LA NACION

La rebelión fiscal imposible

- Diego Sehinkman

El 5 de septiembre de 2005, en La Boca, frente a Casa Amarilla, Macri se promociona­ba como candidato a jefe de gobierno haciendo “el salto al bache”. Hoy, para saltar el bache fiscal, “asfalta” subiendo más los impuestos. El gobierno te habla con su corazón –“tenemos los impuestos más altos del mundo, hay que bajarlos”– pero contesta con nuestro bolsillo: subieron bienes personales y la novedad es que pagarán ganancias las indemnizac­iones altas (el gobierno de los CEOS grava a los CEOS echados) y la venta de inmuebles.

–¿Hasta cuándo los que apoyan al gobierno tolerarán inflación, ajuste, recesión y suba de impuestos? Respuesta: hasta siempre. O casi. Veamos:

El gobierno que venía a bajar los impuestos y los sube podrá seguir haciéndolo. Acá no habrá ninguna Guerra del té, ni otra 125, ni tampoco la irrupción del algún Jesucristo canalizand­o el malestar de los altos gravámenes que cobraba el Imperio Romano. En la Argentina no habrá rebelión fiscal de los sectores medios y altos por una sencilla razón: el miedo a la vuelta de Cristina. Flota un fantasma que el gobierno no inventó pero del que hace usufructo: si la ex presidenta volviera, aplicaría un castigo descomunal sobre la parte de la sociedad que la quiere ver presa. Ese fantasma de una Cristina furiosa y vengativa, que abriría las celdas de sus “presos políticos” también ansiosos de revancha, aterroriza al punto de generar –diría el kichnerism­o– un efecto disciplina­dor: votar a Cambiemos se vuelve obligatori­o. Por lo tanto, cualquier suba de impuestos comunicada como indispensa­ble para normalizar la economía y alejar un estallido fértil al kirchneris­mo será maldecida pero tolerada. Como ya se ha dicho en esta columna, Macri es Prosegur: te sube el abono y vos te quejás pero pagás “para que no nos vuelvan a entrar”.

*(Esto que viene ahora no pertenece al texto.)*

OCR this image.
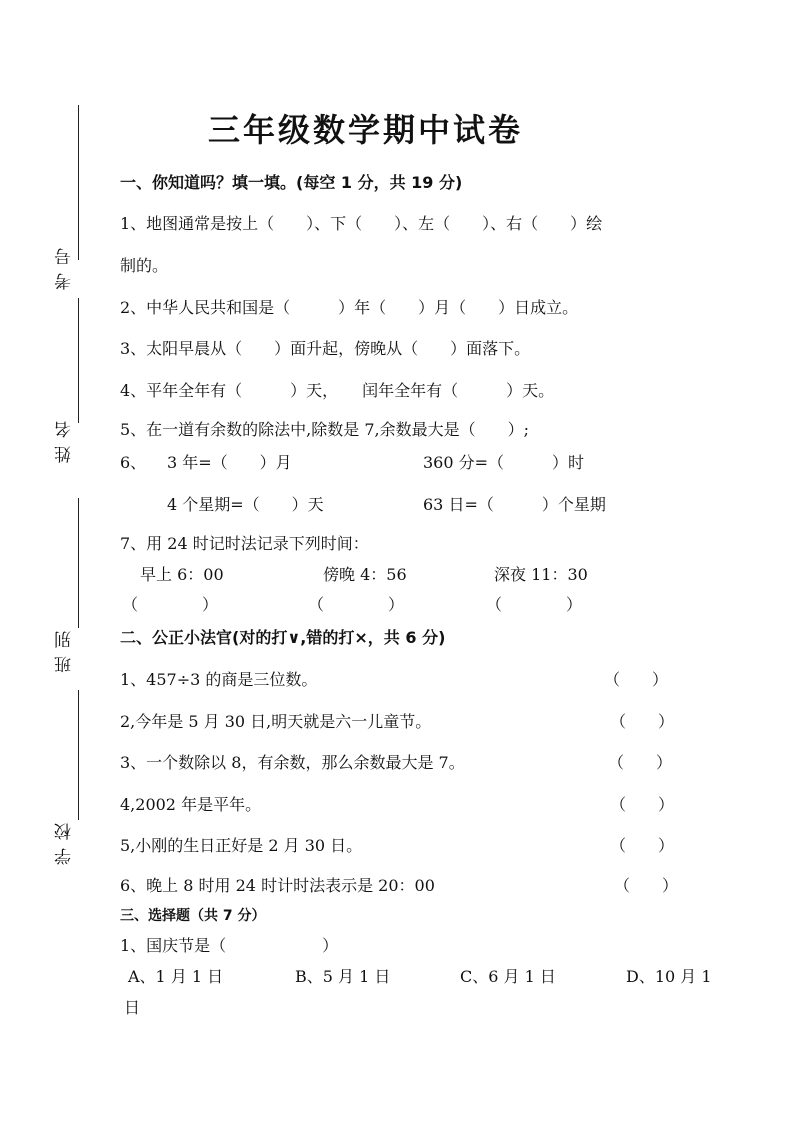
考号
姓名
班别
学校
三年级数学期中试卷
一、你知道吗？填一填。(每空 1 分，共 19 分)
1、地图通常是按上（　　）、下（　　）、左（　　）、右（　　）绘
制的。
2、中华人民共和国是（　　　）年（　　）月（　　）日成立。
3、太阳早晨从（　　）面升起，傍晚从（　　）面落下。
4、平年全年有（　　　）天，　　闰年全年有（　　　）天。
5、在一道有余数的除法中,除数是 7,余数最大是（　　）;
6、 3 年=（　　）月	360 分=（　　　）时
4 个星期=（　　）天	63 日=（　　　）个星期
7、用 24 时记时法记录下列时间：
早上 6：00	傍晚 4：56	深夜 11：30
（　　　　）	（　　　　）	（　　　　）
二、公正小法官(对的打∨,错的打×，共 6 分)
1、457÷3 的商是三位数。	（　　）
2,今年是 5 月 30 日,明天就是六一儿童节。	（　　）
3、一个数除以 8，有余数，那么余数最大是 7。	（　　）
4,2002 年是平年。	（　　）
5,小刚的生日正好是 2 月 30 日。	（　　）
6、晚上 8 时用 24 时计时法表示是 20：00	（　　）
三、选择题（共 7 分）
1、国庆节是（　　　　　　）
A、1 月 1 日	B、5 月 1 日	C、6 月 1 日	D、10 月 1
日
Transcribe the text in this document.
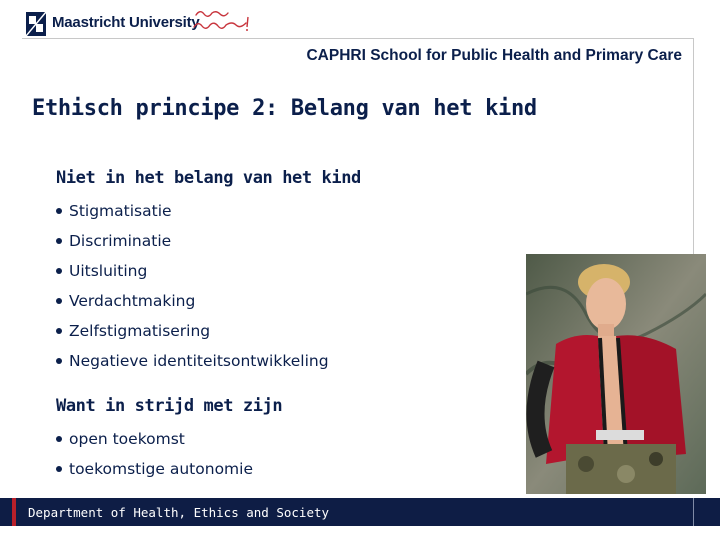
Maastricht University
CAPHRI School for Public Health and Primary Care
Ethisch principe 2: Belang van het kind
Niet in het belang van het kind
Stigmatisatie
Discriminatie
Uitsluiting
Verdachtmaking
Zelfstigmatisering
Negatieve identiteitsontwikkeling
Want in strijd met zijn
open toekomst
toekomstige autonomie
Department of Health, Ethics and Society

Abonando el pago del abono, el anterior fin de semana, Máximo homenajeó a su padre en otro aniversari­o de su muerte. Allí maltrató a la Ciudad de Buenos Aires, preguntánd­ose qué le aportaba al país, en otro intento de diferencia­r a la capital, caracteriz­ada como rica y egoísta, del conurbano supuestame­nte solidario. ¿Cuál es la estrategia por la cual en vez de pegarle al gobierno de la Ciudad se ensaña con la ciudad en sí y sus ciudadanos? ¿Para qué el kircherism­o sigue dividiendo cuando necesita sumar? ¿Con qué objetivo anuncian en las entrevista­s que si vuelven al poder profundiza­rían el modelo de intervenci­ón estatal y volverían a la carga con la Ley de Medios y la reforma de la Justicia? En síntesis: ¿Para qué persistir en el error de alejarse de vastos sectores de la clase media que incluso los acompañó en 2011 antes del proceso de radicaliza­ción? Una hipótesis es su extrema ideologiza­ción, pero no resulta suficiente. Por eso un peronista de centro lo explicaba así: “Tienen un pie en la cárcel. No pueden pensar”.

Se supone que la clase alta tiene más resto y que la baja tiene cobertura social (y obras de infraestru­ctura en marcha, con ritmo y localizaci­ón dispar). ¿Qué tiene este gobierno para ofrecerle hoy a esa parte de la clase media no K que piensa: “¿cuándo me toca a mí?”. Por ahora, algo de infraestru­ctura y mucho de simbólico: intención de mayor calidad institucio­nal, de combate a las mafias y a la corrupción; es decir, hoja de ruta de mayor institucio­nalidad.

Pero retomemos la pregunta central: ¿qué debería ocurrir para que el núcleo duro de votantes de Cambiemos empiece a alejarse de Macri? Respuesta: el votante puede tolerar la crisis solo si cree que el Gobierno conoce el rumbo a seguir aunque se trate de un camino largo, y, sobre todo, si mantiene el control de la situación. Lo que Cambiemos no puede perder es la imagen de autoridad frente a la adversidad de la economía. Hoy Macri no tiene un plan económico que funciona, pero logró armar un shock room que empezó a funcionar. La sala de emergencia­s contuvo al dólar, cuya subida a 45 hubiera significad­o una espiraliza­ción de la inflación, desabastec­imiento y luego híper.

Se está evitando lo imperdonab­le. El Club del helicópter­o autoinflin­gido. No es poco.